I’m leaving in about a fortnight, feeling angry, fed up, and older than the rocks on which I sit. Fucking shits. But I am writing quite a lot, and enjoying it enormously. I have, not very originally, written a long thing about the islands which I am sending you for criticism. Please do so, could you Larry, if it is not too much of a bore for you. Write here if it will get [to] me before the new year, if later to the Travellers’ Club, Pall Mall, London S.W.1., Xan’s and my address. Have had two letters and some more poetry, very good, from him . . .

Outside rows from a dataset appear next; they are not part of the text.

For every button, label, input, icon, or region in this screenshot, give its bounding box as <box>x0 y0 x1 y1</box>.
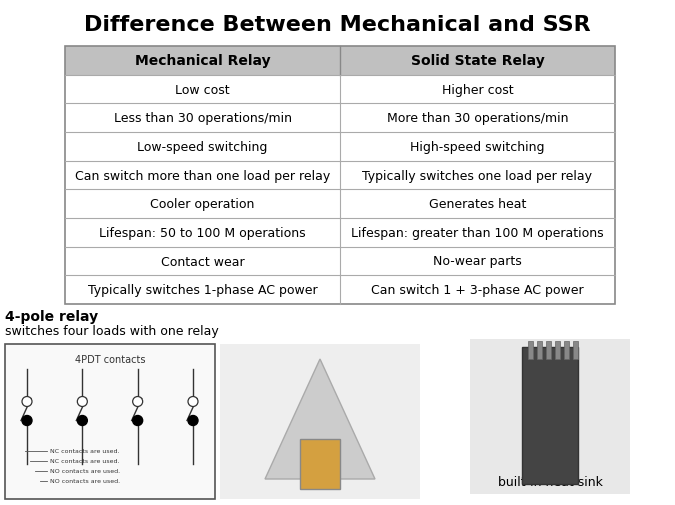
Text: NO contacts are used.: NO contacts are used. <box>50 479 120 484</box>
Text: NO contacts are used.: NO contacts are used. <box>50 469 120 474</box>
Bar <box>573 341 578 359</box>
Text: Low cost: Low cost <box>176 83 230 96</box>
Text: Mechanical Relay: Mechanical Relay <box>135 54 270 68</box>
Text: switches four loads with one relay: switches four loads with one relay <box>5 324 219 337</box>
Text: Contact wear: Contact wear <box>161 255 244 268</box>
Bar <box>528 341 533 359</box>
Circle shape <box>133 397 142 407</box>
Text: Difference Between Mechanical and SSR: Difference Between Mechanical and SSR <box>84 15 591 35</box>
Text: Typically switches one load per relay: Typically switches one load per relay <box>362 169 593 182</box>
Text: 4-pole relay: 4-pole relay <box>5 310 98 323</box>
Text: Low-speed switching: Low-speed switching <box>137 140 268 154</box>
Bar <box>555 341 560 359</box>
Text: More than 30 operations/min: More than 30 operations/min <box>387 112 568 125</box>
Bar <box>537 341 542 359</box>
Bar <box>220 344 420 499</box>
Text: Typically switches 1-phase AC power: Typically switches 1-phase AC power <box>88 284 317 296</box>
Text: Can switch 1 + 3-phase AC power: Can switch 1 + 3-phase AC power <box>371 284 584 296</box>
Text: High-speed switching: High-speed switching <box>410 140 545 154</box>
Circle shape <box>133 416 142 426</box>
Text: G3PJ: G3PJ <box>532 457 568 471</box>
Bar <box>522 347 578 484</box>
Polygon shape <box>265 359 375 479</box>
Circle shape <box>78 416 87 426</box>
Bar <box>470 339 630 494</box>
Circle shape <box>78 397 87 407</box>
Text: NC contacts are used.: NC contacts are used. <box>50 459 119 464</box>
Circle shape <box>188 397 198 407</box>
Text: Less than 30 operations/min: Less than 30 operations/min <box>113 112 292 125</box>
Circle shape <box>22 416 32 426</box>
Bar <box>300 439 340 489</box>
Text: 4PDT contacts: 4PDT contacts <box>75 355 145 364</box>
Text: Solid State Relay: Solid State Relay <box>410 54 544 68</box>
Text: Can switch more than one load per relay: Can switch more than one load per relay <box>75 169 330 182</box>
Text: NC contacts are used.: NC contacts are used. <box>50 448 119 453</box>
Text: Higher cost: Higher cost <box>441 83 513 96</box>
Text: Lifespan: greater than 100 M operations: Lifespan: greater than 100 M operations <box>351 226 604 239</box>
Bar <box>564 341 569 359</box>
Text: No-wear parts: No-wear parts <box>433 255 522 268</box>
Bar <box>65 47 615 76</box>
Text: Cooler operation: Cooler operation <box>151 198 254 211</box>
Text: Lifespan: 50 to 100 M operations: Lifespan: 50 to 100 M operations <box>99 226 306 239</box>
Circle shape <box>188 416 198 426</box>
Bar <box>5 344 215 499</box>
Circle shape <box>22 397 32 407</box>
Bar <box>65 47 615 305</box>
Text: Generates heat: Generates heat <box>429 198 526 211</box>
Bar <box>546 341 551 359</box>
Text: built-in heat sink: built-in heat sink <box>497 475 602 488</box>
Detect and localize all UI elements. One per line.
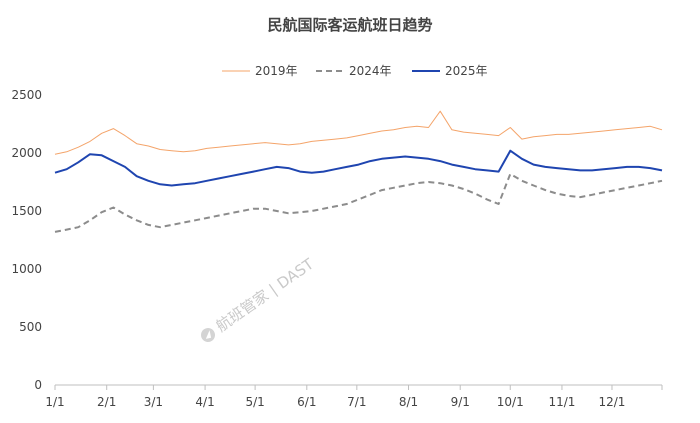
plane-icon	[205, 330, 212, 339]
series-line-2025年	[54, 149, 663, 187]
x-tick-label: 3/1	[144, 395, 163, 409]
x-tick-label: 12/1	[598, 395, 625, 409]
x-tick-label: 5/1	[245, 395, 264, 409]
legend-label: 2024年	[349, 64, 392, 78]
y-tick-label: 1500	[11, 204, 42, 218]
x-tick-label: 4/1	[195, 395, 214, 409]
y-tick-label: 2500	[11, 88, 42, 102]
series-layer	[54, 110, 663, 233]
x-axis: 1/1 2/1 3/1 4/1 5/1 6/1 7/1 8/1 9/1 10/1 11/1 12/1	[45, 384, 663, 409]
y-tick-label: 2000	[11, 146, 42, 160]
watermark-text: 航班管家 | DAST	[213, 254, 318, 335]
x-tick-label: 6/1	[297, 395, 316, 409]
legend-label: 2019年	[255, 64, 298, 78]
y-axis: 0 500 1000 1500 2000 2500	[11, 88, 42, 392]
x-tick-label: 2/1	[97, 395, 116, 409]
x-tick-label: 7/1	[347, 395, 366, 409]
chart-legend: 2019年 2024年 2025年	[222, 64, 488, 78]
x-tick-label: 8/1	[399, 395, 418, 409]
x-tick-label: 9/1	[451, 395, 470, 409]
x-tick-label: 10/1	[497, 395, 524, 409]
y-tick-label: 0	[34, 378, 42, 392]
x-tick-label: 1/1	[45, 395, 64, 409]
x-tick-label: 11/1	[548, 395, 575, 409]
series-line-2024年	[54, 172, 663, 233]
series-line-2019年	[54, 110, 663, 155]
chart-title: 民航国际客运航班日趋势	[267, 16, 432, 34]
legend-label: 2025年	[445, 64, 488, 78]
y-tick-label: 500	[19, 320, 42, 334]
watermark: 航班管家 | DAST	[201, 254, 318, 342]
y-tick-label: 1000	[11, 262, 42, 276]
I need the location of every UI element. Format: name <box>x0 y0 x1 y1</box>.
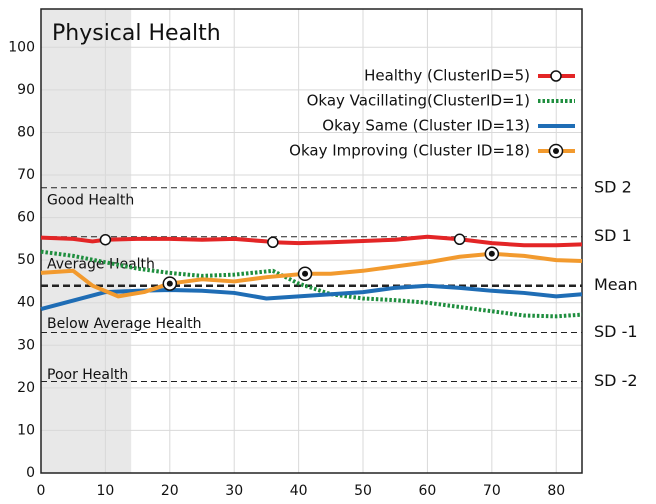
x-tick-label: 0 <box>37 483 46 499</box>
legend-label: Healthy (ClusterID=5) <box>364 67 530 85</box>
y-tick-label: 100 <box>8 39 35 55</box>
marker-dot <box>302 270 309 277</box>
region-label: Below Average Health <box>47 316 202 332</box>
chart-title: Physical Health <box>52 21 221 46</box>
region-label: Good Health <box>47 193 134 209</box>
y-tick-label: 80 <box>17 124 35 140</box>
x-tick-label: 30 <box>225 483 243 499</box>
marker-dot <box>166 280 173 287</box>
legend-label: Okay Vacillating(ClusterID=1) <box>307 92 530 110</box>
marker <box>99 233 112 246</box>
reference-label: SD 2 <box>594 177 632 196</box>
marker-dot <box>488 250 495 257</box>
legend-label: Okay Improving (Cluster ID=18) <box>289 142 530 160</box>
series-line <box>40 249 583 319</box>
y-tick-label: 50 <box>17 252 35 268</box>
region-label: Average Health <box>47 256 155 272</box>
x-tick-label: 20 <box>161 483 179 499</box>
marker <box>550 70 562 82</box>
plot-border <box>40 8 583 474</box>
y-tick-label: 0 <box>26 465 35 481</box>
x-tick-label: 60 <box>419 483 437 499</box>
y-tick-label: 10 <box>17 422 35 438</box>
y-tick-label: 40 <box>17 295 35 311</box>
reference-label: SD -2 <box>594 371 638 390</box>
x-tick-label: 80 <box>547 483 565 499</box>
legend-label: Okay Same (Cluster ID=13) <box>322 117 530 135</box>
x-tick-label: 50 <box>354 483 372 499</box>
reference-label: Mean <box>594 275 638 294</box>
y-tick-label: 60 <box>17 210 35 226</box>
y-tick-label: 90 <box>17 82 35 98</box>
y-tick-label: 70 <box>17 167 35 183</box>
reference-label: SD -1 <box>594 322 638 341</box>
marker <box>267 236 279 249</box>
region-label: Poor Health <box>47 367 128 383</box>
x-tick-label: 70 <box>483 483 501 499</box>
marker <box>453 233 466 246</box>
series-line <box>40 283 583 312</box>
x-tick-label: 10 <box>96 483 114 499</box>
reference-label: SD 1 <box>594 226 632 245</box>
x-tick-label: 40 <box>290 483 308 499</box>
y-tick-label: 20 <box>17 380 35 396</box>
y-tick-label: 30 <box>17 337 35 353</box>
marker-dot <box>553 148 559 154</box>
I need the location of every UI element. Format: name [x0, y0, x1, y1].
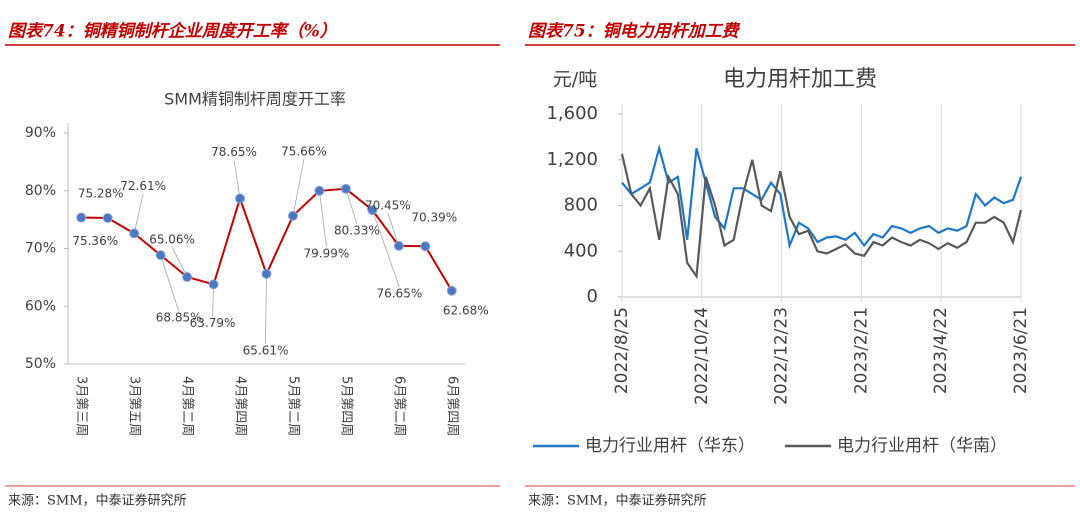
y-tick-label: 70% [25, 241, 56, 257]
data-label: 62.68% [443, 303, 489, 317]
data-label: 68.85% [156, 311, 202, 325]
data-point [287, 210, 298, 221]
data-point [420, 241, 431, 252]
data-label: 65.06% [149, 233, 195, 247]
leader-line [292, 158, 305, 216]
leader-line [387, 212, 400, 247]
x-tick-label: 2022/10/24 [692, 307, 712, 405]
data-point [314, 185, 325, 196]
x-tick-label: 5月第二周 [285, 376, 300, 436]
data-point [393, 240, 404, 251]
chart-title: SMM精铜制杆周度开工率 [164, 90, 346, 109]
panel-header: 图表75：铜电力用杆加工费 [528, 22, 741, 42]
data-point [76, 212, 87, 223]
leader-line [371, 209, 400, 288]
y-tick-label: 1,600 [546, 103, 598, 124]
leader-line [171, 246, 188, 278]
x-tick-label: 2023/4/22 [931, 307, 951, 394]
x-tick-label: 2022/12/23 [772, 307, 792, 405]
data-label: 70.45% [365, 198, 411, 212]
data-label: 75.66% [281, 144, 327, 158]
y-tick-label: 800 [564, 195, 598, 216]
y-tick-label: 90% [25, 125, 56, 141]
x-tick-label: 6月第二周 [391, 376, 406, 436]
y-tick-label: 400 [564, 240, 598, 261]
data-point [129, 228, 140, 239]
x-tick-label: 5月第四周 [338, 376, 353, 436]
data-label: 65.61% [243, 343, 289, 357]
leader-line [345, 188, 358, 224]
data-point [182, 272, 193, 283]
panel-header: 图表74：铜精铜制杆企业周度开工率（%） [8, 22, 337, 42]
y-tick-label: 60% [25, 298, 56, 314]
y-tick-label: 0 [587, 286, 598, 307]
leader-line [133, 193, 144, 234]
data-label: 75.28% [78, 187, 124, 201]
data-point [340, 183, 351, 194]
data-label: 75.36% [72, 234, 118, 248]
legend-label: 电力行业用杆（华东） [585, 436, 755, 456]
data-point [102, 213, 113, 224]
x-tick-label: 2022/8/25 [612, 307, 632, 394]
data-label: 76.65% [376, 287, 422, 301]
chart-title: 电力用杆加工费 [723, 67, 877, 92]
y-tick-label: 50% [25, 356, 56, 372]
legend-label: 电力行业用杆（华南） [837, 436, 1007, 456]
data-point [235, 193, 246, 204]
y-axis-label: 元/吨 [553, 69, 597, 91]
y-tick-label: 1,200 [546, 149, 598, 170]
source: 来源：SMM，中泰证券研究所 [528, 493, 707, 509]
series-line [621, 144, 1023, 250]
leader-line [233, 159, 241, 199]
data-label: 80.33% [334, 223, 380, 237]
source: 来源：SMM，中泰证券研究所 [8, 493, 187, 509]
data-label: 78.65% [211, 145, 257, 159]
data-point [261, 268, 272, 279]
data-label: 70.39% [411, 211, 457, 225]
leader-line [265, 273, 267, 344]
y-tick-label: 80% [25, 183, 56, 199]
data-point [155, 250, 166, 261]
data-point [367, 205, 378, 216]
data-point [208, 279, 219, 290]
x-tick-label: 2023/6/21 [1011, 307, 1031, 394]
leader-line [212, 284, 214, 317]
data-label: 72.61% [120, 179, 166, 193]
data-label: 63.79% [190, 316, 236, 330]
x-tick-label: 3月第五周 [127, 376, 142, 436]
x-tick-label: 3月第三周 [74, 376, 89, 436]
x-tick-label: 4月第四周 [233, 376, 248, 436]
data-label: 79.99% [304, 246, 350, 260]
leader-line [319, 190, 327, 247]
leader-line [160, 255, 180, 312]
series-line [620, 153, 1023, 280]
x-tick-label: 6月第四周 [444, 376, 459, 436]
x-tick-label: 2023/2/21 [851, 307, 871, 394]
data-point [446, 285, 457, 296]
x-tick-label: 4月第二周 [180, 376, 195, 436]
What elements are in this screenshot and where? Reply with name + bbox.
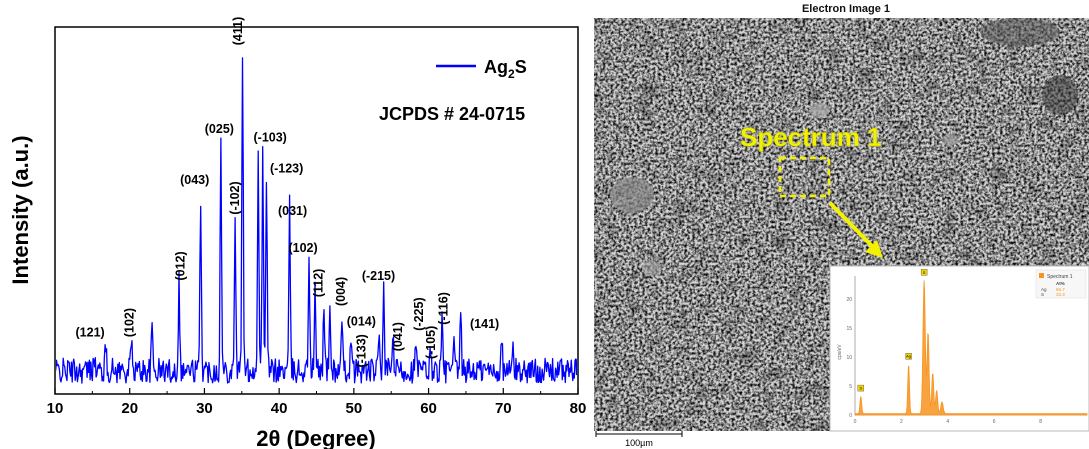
- peak-label: (121): [76, 326, 105, 340]
- peak-label: (-103): [254, 130, 287, 144]
- eds-legend-el-ag: Ag: [1041, 287, 1047, 292]
- peak-label: (-102): [228, 181, 242, 214]
- legend-label: Ag2S: [484, 57, 527, 81]
- eds-peak-marker: [920, 269, 928, 276]
- peak-label: (-105): [424, 326, 438, 359]
- peak-label: (043): [180, 173, 209, 187]
- sem-title: Electron Image 1: [802, 3, 890, 15]
- spectrum-label: Spectrum 1: [740, 122, 882, 152]
- y-axis-label: Intensity (a.u.): [8, 135, 33, 284]
- xrd-chart: 10 20 30 40 50 60 70 80 (121) (102) (012) (043) (02…: [8, 17, 587, 449]
- eds-legend-box: [1035, 269, 1087, 299]
- peak-label: (141): [470, 317, 499, 331]
- x-axis-ticks: 10 20 30 40 50 60 70 80: [47, 388, 587, 417]
- x-tick-label: 70: [495, 400, 512, 417]
- peak-label: (102): [123, 308, 137, 337]
- eds-peak-label: S: [859, 386, 862, 391]
- peak-label: (-133): [354, 334, 368, 367]
- peak-label: (-116): [437, 292, 451, 325]
- callout-arrow-line: [828, 201, 874, 248]
- eds-x-tick-label: 4: [946, 419, 949, 425]
- x-tick-label: 20: [121, 400, 138, 417]
- scale-bar-label: 100µm: [625, 438, 653, 448]
- eds-legend-label: Spectrum 1: [1047, 274, 1073, 280]
- eds-legend-swatch: [1039, 273, 1044, 278]
- eds-y-axis-label: cps/eV: [837, 344, 843, 360]
- eds-y-tick-label: 0: [849, 413, 852, 419]
- eds-spectrum-line: [854, 280, 1088, 416]
- eds-x-tick-label: 8: [1039, 419, 1042, 425]
- eds-y-tick-label: 15: [846, 326, 852, 332]
- eds-y-tick-label: 20: [846, 297, 852, 303]
- eds-legend-val-ag: 66.7: [1056, 287, 1065, 292]
- eds-legend-val-s: 33.3: [1056, 292, 1065, 297]
- eds-legend-header: At%: [1056, 281, 1065, 286]
- x-tick-label: 40: [271, 400, 288, 417]
- eds-y-tick-label: 10: [846, 355, 852, 361]
- eds-peak-marker: [905, 353, 912, 360]
- peak-label: (-225): [412, 297, 426, 330]
- x-tick-label: 30: [196, 400, 213, 417]
- x-tick-label: 50: [346, 400, 363, 417]
- reference-text: JCPDS # 24-0715: [379, 104, 525, 124]
- eds-y-tick-label: 5: [849, 384, 852, 390]
- eds-x-tick-label: 2: [900, 419, 903, 425]
- spectrum-selection-box: [778, 156, 831, 198]
- peak-label: (102): [288, 241, 317, 255]
- x-tick-label: 60: [420, 400, 437, 417]
- peak-label: (-123): [270, 162, 303, 176]
- peak-label: (031): [278, 204, 307, 218]
- eds-peak-label: Ag: [906, 354, 911, 359]
- x-tick-label: 10: [47, 400, 64, 417]
- peak-label: (004): [334, 277, 348, 306]
- peak-annotations: (121) (102) (012) (043) (025) (-102) (411) (-10…: [76, 17, 500, 368]
- eds-x-tick-label: 0: [854, 419, 857, 425]
- eds-peak-marker: [857, 384, 864, 392]
- callout-arrow-head: [865, 240, 883, 258]
- peak-label: (112): [312, 269, 326, 298]
- x-axis-label: 2θ (Degree): [256, 426, 376, 449]
- eds-legend-el-s: S: [1041, 292, 1044, 297]
- peak-label: (012): [174, 251, 188, 280]
- x-tick-label: 80: [570, 400, 587, 417]
- sem-panel: Electron Image 1 Spectrum 1 100µm 0 5 10 15…: [594, 3, 1089, 448]
- peak-label: (014): [347, 314, 376, 328]
- peak-label: (-215): [362, 269, 395, 283]
- eds-peak-label: S: [923, 270, 926, 275]
- eds-peak-labels: S Ag S: [857, 269, 928, 392]
- eds-legend: Spectrum 1 At% Ag 66.7 S 33.3: [1035, 269, 1087, 299]
- eds-x-tick-label: 6: [993, 419, 996, 425]
- peak-label: (041): [391, 322, 405, 351]
- peak-label: (411): [231, 17, 245, 46]
- eds-axis-ticks: 0 5 10 15 20 0 2 4 6 8: [846, 297, 1042, 425]
- ag2s-series-line: [56, 57, 577, 384]
- peak-label: (025): [205, 122, 234, 136]
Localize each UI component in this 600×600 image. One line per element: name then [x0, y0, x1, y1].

I am writing this from the stove-side in Joan’s room. We both think very nostalgically of you and Eve among your turbaned monoliths, and send love and kisses and every kind wish for Christmas. Write quickly, love Paddy.13
On their return to Athens Joan also received a letter from Tom Driberg asking her about coming to Greece, but she discouraged him. She told him too that she had been unable to help find the whereabouts of a friend of his. Her reply was sent on a postcard depicting Hieronymus Bosch’s Garden of Earthly Delights:
It would be nice if you were to have whole suckling pigs & barrels of strong red wine – all that is very pleasant of course but you can imagine the disadvantages of living in this embassy & in a totalitarian state. I can’t find your friend – perhaps he is one of the 300,000 still in prison since the Civil war or was one of the hundreds still shot daily. If you didn’t see this picture when you were here it is worth looking at closely. Love, Joan14
Unhappy as they were about being forced to leave Greece, it was a good time to go. The civil war had started again and would continue for several years. The communists were gouging out the eyes of the icons in the churches – it was symbolic of what was happening in the country beyond.